The North Koreans know the Iranians, and their weapons programs, intimately. Iran’s missiles are based on the North Korean Rodong, a medium-range missile. North Korean engineers are often sighted at Iranian facilities. “It is widely believed that the North Koreans have offered to sell Taepodong 1 and 2 to Iran, and if the thing works, it might make the Iranians more interested in buying more than blueprints,” Mr. Samore said. “This whole test could be good for North Korean sales.” Taepodong missiles have a much longer range than the Rodong and are capable of carrying larger payloads.

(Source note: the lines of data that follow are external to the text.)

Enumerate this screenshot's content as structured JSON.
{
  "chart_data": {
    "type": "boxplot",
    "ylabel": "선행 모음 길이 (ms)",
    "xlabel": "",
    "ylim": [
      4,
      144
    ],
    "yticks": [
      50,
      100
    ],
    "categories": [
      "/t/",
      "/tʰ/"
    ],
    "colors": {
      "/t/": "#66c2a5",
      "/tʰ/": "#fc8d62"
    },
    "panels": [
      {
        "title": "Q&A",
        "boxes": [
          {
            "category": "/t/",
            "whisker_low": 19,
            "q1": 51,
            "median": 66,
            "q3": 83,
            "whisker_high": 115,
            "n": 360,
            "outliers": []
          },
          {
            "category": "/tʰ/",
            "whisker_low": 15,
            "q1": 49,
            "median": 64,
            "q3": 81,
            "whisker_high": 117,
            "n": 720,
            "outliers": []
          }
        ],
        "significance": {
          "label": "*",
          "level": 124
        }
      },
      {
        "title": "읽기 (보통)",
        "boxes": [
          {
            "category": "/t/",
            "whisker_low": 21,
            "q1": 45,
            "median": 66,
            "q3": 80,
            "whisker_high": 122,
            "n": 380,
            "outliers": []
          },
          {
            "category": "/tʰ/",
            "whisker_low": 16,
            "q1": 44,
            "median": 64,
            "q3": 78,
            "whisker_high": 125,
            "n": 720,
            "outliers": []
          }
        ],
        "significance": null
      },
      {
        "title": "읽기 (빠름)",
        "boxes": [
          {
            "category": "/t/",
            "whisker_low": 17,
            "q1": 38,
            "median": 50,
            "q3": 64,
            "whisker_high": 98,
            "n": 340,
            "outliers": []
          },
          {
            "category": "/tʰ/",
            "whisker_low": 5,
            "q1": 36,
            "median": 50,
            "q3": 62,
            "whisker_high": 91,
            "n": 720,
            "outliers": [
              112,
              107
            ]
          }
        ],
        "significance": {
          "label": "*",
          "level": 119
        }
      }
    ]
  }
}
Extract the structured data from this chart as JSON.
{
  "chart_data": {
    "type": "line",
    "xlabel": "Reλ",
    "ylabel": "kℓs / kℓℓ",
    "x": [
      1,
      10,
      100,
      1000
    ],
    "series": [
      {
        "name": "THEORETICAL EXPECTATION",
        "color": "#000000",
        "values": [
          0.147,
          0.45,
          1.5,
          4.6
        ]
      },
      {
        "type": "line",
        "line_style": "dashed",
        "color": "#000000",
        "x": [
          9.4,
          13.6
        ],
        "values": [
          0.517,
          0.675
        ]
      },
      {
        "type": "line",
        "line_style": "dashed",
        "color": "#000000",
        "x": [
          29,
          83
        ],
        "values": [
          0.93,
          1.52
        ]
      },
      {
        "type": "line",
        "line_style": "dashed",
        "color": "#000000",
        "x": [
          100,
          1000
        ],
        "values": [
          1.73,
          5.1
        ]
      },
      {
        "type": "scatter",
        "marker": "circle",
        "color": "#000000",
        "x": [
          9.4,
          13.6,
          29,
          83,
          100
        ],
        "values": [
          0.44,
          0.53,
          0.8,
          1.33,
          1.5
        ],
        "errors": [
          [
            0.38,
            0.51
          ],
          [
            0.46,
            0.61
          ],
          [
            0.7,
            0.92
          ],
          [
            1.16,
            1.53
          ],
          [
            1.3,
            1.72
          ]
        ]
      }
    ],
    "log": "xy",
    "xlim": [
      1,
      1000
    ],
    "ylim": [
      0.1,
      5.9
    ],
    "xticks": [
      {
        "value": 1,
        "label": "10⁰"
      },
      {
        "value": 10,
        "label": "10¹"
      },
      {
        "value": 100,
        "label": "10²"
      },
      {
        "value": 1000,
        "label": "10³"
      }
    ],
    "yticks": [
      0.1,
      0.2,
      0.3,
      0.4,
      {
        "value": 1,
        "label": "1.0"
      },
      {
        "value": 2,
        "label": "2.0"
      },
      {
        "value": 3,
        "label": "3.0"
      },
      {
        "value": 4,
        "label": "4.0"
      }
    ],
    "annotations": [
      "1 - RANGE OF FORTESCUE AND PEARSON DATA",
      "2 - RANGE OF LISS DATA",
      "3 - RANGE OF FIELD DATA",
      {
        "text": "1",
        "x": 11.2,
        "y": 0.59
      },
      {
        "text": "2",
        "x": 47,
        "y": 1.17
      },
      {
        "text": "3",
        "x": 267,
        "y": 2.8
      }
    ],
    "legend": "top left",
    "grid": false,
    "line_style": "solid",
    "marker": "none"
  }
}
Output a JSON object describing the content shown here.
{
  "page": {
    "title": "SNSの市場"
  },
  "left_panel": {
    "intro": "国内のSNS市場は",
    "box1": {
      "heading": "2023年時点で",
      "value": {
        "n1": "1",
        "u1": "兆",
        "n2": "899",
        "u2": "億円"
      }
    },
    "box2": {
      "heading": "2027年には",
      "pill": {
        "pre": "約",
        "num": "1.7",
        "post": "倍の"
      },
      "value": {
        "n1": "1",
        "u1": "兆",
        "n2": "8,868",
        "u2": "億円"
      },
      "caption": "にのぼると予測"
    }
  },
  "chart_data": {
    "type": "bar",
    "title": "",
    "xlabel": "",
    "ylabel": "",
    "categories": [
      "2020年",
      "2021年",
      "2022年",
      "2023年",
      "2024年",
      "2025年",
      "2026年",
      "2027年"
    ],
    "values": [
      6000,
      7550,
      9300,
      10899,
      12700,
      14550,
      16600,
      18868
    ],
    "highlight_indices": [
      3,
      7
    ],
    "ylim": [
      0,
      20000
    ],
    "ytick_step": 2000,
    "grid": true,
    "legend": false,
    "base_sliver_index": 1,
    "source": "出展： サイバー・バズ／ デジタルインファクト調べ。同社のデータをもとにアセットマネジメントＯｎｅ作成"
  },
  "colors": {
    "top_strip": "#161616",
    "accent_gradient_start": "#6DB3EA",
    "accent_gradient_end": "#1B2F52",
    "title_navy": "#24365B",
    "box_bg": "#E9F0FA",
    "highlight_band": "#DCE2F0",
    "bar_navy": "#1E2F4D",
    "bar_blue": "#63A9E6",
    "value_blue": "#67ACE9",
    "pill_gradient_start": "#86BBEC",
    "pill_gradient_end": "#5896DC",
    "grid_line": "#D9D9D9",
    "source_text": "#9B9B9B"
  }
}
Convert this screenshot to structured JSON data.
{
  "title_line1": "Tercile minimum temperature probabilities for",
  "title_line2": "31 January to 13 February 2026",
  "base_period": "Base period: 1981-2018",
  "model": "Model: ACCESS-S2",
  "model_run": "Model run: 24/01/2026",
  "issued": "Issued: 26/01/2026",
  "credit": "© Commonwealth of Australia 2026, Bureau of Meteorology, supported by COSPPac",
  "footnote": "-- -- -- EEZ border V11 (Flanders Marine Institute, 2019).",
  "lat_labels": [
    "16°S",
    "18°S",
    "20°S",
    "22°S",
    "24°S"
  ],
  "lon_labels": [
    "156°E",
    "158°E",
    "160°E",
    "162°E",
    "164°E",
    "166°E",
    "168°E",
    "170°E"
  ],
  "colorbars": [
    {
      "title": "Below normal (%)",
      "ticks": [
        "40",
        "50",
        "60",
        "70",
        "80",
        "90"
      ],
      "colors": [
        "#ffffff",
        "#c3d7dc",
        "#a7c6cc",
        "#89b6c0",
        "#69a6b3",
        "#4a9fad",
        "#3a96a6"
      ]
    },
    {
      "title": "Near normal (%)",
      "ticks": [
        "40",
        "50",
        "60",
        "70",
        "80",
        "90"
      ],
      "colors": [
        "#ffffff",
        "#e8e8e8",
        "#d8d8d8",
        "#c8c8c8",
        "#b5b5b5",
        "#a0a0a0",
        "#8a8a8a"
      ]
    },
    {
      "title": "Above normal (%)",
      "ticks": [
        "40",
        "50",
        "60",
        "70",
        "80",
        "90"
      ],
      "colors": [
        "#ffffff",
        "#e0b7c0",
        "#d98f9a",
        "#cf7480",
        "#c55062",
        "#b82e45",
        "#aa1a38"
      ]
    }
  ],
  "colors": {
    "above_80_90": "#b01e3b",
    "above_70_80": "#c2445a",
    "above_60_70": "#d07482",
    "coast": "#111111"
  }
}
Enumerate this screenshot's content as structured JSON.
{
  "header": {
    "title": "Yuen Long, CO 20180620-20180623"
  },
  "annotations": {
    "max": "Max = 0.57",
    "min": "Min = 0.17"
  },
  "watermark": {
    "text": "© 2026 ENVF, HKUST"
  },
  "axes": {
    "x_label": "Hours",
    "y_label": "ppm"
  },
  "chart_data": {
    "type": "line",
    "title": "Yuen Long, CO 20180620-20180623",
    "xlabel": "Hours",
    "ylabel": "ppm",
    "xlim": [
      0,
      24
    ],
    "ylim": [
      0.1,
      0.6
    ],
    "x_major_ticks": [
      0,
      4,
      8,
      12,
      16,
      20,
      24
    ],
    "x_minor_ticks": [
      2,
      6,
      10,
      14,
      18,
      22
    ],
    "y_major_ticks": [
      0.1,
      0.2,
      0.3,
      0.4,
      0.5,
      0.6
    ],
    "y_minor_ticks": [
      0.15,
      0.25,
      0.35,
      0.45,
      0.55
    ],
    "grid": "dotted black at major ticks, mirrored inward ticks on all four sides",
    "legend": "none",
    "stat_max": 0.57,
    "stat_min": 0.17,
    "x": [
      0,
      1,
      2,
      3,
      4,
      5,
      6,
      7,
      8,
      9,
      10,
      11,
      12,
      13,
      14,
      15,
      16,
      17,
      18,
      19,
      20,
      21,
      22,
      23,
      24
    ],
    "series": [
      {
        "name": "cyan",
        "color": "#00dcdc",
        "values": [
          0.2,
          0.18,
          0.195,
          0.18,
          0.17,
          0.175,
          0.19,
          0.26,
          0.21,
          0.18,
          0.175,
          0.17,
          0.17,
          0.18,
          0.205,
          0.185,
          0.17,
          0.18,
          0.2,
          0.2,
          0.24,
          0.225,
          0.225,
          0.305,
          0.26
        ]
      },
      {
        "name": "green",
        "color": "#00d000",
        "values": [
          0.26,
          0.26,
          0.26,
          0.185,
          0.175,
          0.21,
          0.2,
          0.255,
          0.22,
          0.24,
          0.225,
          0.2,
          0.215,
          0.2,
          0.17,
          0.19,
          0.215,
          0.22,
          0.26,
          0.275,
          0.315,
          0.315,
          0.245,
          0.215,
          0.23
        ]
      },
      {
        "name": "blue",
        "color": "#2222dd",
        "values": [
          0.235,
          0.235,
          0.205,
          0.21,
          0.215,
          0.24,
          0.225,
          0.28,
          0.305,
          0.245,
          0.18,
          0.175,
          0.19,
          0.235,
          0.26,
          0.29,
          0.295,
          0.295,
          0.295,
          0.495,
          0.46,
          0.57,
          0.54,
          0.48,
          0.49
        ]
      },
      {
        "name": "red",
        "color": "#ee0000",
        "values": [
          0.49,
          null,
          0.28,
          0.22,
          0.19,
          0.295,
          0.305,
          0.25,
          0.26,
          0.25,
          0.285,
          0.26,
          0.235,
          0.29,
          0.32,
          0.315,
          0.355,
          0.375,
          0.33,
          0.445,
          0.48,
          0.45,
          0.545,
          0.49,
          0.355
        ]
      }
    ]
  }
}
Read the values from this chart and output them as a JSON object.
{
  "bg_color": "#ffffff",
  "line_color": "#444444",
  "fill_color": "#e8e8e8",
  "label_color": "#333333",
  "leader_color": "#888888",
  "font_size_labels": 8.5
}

That has made the North Korea-Iran trading routes a prime target of the administration’s Proliferation Security Initiative, and American officials say they foiled an Iranian effort to load one of its cargo planes on North Korean soil.
But the study ordered by the White House about whether the two countries might expand their business relationship to nuclear materials ended inconclusively. Just as the American offer to Iran was coming together last month, American satellites over North Korea began spotting the move of the Taepodong 2 missile to the launching pad. And just as the Iranians claimed they had full legal rights under the Nuclear Nonproliferation Treaty to produce uranium, the North Koreans insist that they have the right to test missiles, even though they promised a moratorium on such flights in 1999. North Korea’s aim for the past five years has been to force the Bush administration into one-on-one talks, something President Bush has always refused to agree to. For the first three years of his administration, he refused to deal with the country at all. That led to the bold move by North Korea in January 2003, when it threw out the inspectors and seized 8,000 spent fuel rods from a storage facility that had been sealed since a 1994 agreement with Mr. Clinton.
The North claims to have converted all those rods into bomb-grade plutonium, a boast that the administration says it has to take at face value. Ultimately, Mr. Bush came to the table but not alone, agreeing to negotiations that also included Japan, China, Russia and South Korea. The North Koreans reluctantly joined the sessions, and signed a statement of principles disarmament in return for a list of benefits. But since then, almost everything has fallen apart. The North Koreans have not gone back to the talks, refusing entreaties from China to return until Washington ends financial penalties that it had imposed to stop sales of missiles, drugs and counterfeit dollars.
And then the American focus switched to Iran, where the Bush administration signed off last month on an offer to provide Western-made light-water nuclear reactors, promises of economic engagement and a lifting of sanctions, if Iran agreed to suspend its production of uranium.
That American approach to Iran looked a lot like the now-dead deal the North negotiated with the Clinton administration 12 years ago. “You could almost hear the North Koreans saying, ‘Wait a minute, we can’t get in to talk to the Americans, and the Iranians get the whole nine yards,’ ” said Robert L. Gallucci, the dean of Georgetown University’s School of Foreign Service and the lead negotiator of the 1994 accord.